Plant and animal breeders may not need to know the locations of their QTL with very great accuracy if they intend to introgress them by marker-assisted backcrossing. They will be mainly interested in those QTL which have a large effect and hence the approaches described so far in this review would allow them to ‘cherry pick’ useful QTL, which could well have been missed by conventional mass selection, and incorporate them in elite lines. The current techniques will also enable breeders to determine the ideal ideotype from QTL studies of several different crosses, and allow the possibility of constructing them. Some success has already been achieved but the jury is probably still out on the question of whether or not greater, more efficient advances will be made overall. Probably the greatest value of markers in this context is in the reduction of linkage drag during introgression of QTL by backcrossing.

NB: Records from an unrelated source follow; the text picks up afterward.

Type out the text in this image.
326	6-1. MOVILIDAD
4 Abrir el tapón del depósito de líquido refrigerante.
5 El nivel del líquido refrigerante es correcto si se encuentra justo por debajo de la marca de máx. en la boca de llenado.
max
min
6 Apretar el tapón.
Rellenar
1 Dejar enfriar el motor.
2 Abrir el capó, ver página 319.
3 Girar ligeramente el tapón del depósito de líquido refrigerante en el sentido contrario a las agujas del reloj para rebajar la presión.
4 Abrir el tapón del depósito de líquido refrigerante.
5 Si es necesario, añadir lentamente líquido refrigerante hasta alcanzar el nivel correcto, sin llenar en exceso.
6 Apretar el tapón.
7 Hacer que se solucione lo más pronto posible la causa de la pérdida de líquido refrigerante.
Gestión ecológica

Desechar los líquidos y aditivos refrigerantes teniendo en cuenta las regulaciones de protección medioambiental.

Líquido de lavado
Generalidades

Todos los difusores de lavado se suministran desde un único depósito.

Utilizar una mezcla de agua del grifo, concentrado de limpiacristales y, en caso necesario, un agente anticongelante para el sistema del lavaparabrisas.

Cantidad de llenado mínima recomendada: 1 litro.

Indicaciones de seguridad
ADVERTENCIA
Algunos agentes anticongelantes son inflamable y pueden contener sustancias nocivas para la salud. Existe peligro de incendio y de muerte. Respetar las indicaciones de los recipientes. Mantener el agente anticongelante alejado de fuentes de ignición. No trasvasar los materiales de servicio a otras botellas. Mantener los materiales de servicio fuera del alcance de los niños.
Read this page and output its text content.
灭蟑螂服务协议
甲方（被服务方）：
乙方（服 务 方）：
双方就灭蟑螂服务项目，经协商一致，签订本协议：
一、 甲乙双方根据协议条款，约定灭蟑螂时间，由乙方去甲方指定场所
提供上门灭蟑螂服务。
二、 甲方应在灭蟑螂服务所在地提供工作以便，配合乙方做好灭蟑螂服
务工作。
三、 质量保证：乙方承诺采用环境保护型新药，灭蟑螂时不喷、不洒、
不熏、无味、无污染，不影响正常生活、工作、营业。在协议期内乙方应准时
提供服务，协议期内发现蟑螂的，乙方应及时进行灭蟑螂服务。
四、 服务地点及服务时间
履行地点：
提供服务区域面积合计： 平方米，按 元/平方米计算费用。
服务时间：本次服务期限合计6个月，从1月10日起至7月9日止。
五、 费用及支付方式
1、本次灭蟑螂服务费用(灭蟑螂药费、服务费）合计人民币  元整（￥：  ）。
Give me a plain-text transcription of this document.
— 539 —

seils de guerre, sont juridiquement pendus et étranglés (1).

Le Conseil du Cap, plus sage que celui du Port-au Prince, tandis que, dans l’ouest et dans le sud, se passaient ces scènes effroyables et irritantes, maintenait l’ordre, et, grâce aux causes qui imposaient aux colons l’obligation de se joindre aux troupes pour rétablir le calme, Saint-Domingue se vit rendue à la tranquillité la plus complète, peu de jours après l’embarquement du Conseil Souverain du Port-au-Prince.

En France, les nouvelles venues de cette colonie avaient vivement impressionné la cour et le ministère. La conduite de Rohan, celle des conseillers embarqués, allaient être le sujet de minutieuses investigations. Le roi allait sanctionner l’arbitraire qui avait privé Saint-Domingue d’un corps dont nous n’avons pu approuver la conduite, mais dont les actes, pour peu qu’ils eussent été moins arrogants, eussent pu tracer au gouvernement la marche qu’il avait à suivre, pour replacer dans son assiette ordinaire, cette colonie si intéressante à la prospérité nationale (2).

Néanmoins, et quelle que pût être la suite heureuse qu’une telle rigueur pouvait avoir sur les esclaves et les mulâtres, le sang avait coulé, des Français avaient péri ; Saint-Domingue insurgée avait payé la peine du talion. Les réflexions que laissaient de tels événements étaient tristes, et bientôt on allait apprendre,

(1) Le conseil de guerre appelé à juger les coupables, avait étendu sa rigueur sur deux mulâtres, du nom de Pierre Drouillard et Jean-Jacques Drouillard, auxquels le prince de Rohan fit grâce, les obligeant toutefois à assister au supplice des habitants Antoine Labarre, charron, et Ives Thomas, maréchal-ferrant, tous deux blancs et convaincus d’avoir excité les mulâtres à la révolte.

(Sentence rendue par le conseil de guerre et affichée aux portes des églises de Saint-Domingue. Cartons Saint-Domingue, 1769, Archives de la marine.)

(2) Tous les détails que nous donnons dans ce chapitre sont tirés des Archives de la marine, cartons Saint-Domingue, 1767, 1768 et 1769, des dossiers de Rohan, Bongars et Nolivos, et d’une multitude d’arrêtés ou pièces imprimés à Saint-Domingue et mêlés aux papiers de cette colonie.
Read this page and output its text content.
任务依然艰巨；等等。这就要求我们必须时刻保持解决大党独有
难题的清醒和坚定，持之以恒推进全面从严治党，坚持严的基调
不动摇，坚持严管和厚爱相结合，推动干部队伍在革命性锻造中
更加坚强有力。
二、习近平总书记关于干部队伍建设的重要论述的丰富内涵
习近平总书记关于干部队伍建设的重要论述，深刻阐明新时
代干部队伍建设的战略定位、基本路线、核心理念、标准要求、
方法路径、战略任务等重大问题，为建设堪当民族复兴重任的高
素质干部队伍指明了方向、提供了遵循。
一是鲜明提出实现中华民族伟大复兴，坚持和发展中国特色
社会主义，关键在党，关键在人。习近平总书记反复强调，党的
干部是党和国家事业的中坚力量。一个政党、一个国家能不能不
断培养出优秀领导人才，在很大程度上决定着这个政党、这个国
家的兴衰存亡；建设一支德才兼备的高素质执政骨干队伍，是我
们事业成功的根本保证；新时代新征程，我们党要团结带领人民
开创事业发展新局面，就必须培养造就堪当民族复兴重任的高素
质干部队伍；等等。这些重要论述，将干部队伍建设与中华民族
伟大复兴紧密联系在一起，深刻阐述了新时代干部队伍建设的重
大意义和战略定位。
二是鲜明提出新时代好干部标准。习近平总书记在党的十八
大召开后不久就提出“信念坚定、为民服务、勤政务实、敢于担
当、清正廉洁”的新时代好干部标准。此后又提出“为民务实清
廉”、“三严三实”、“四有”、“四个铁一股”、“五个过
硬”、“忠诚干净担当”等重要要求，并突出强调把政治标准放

On the other hand, map based gene cloning of QTL and their detailed analysis will require somewhat greater mapping precision than is currently available. The use of ‘engineered’ substitution lines, containing donor fragments of known length, will improve this accuracy and their construction by backcrossing is currently in progress in several species. Their results are awaited with interest (Tanksley, 1993; Ramsay et al., 1996).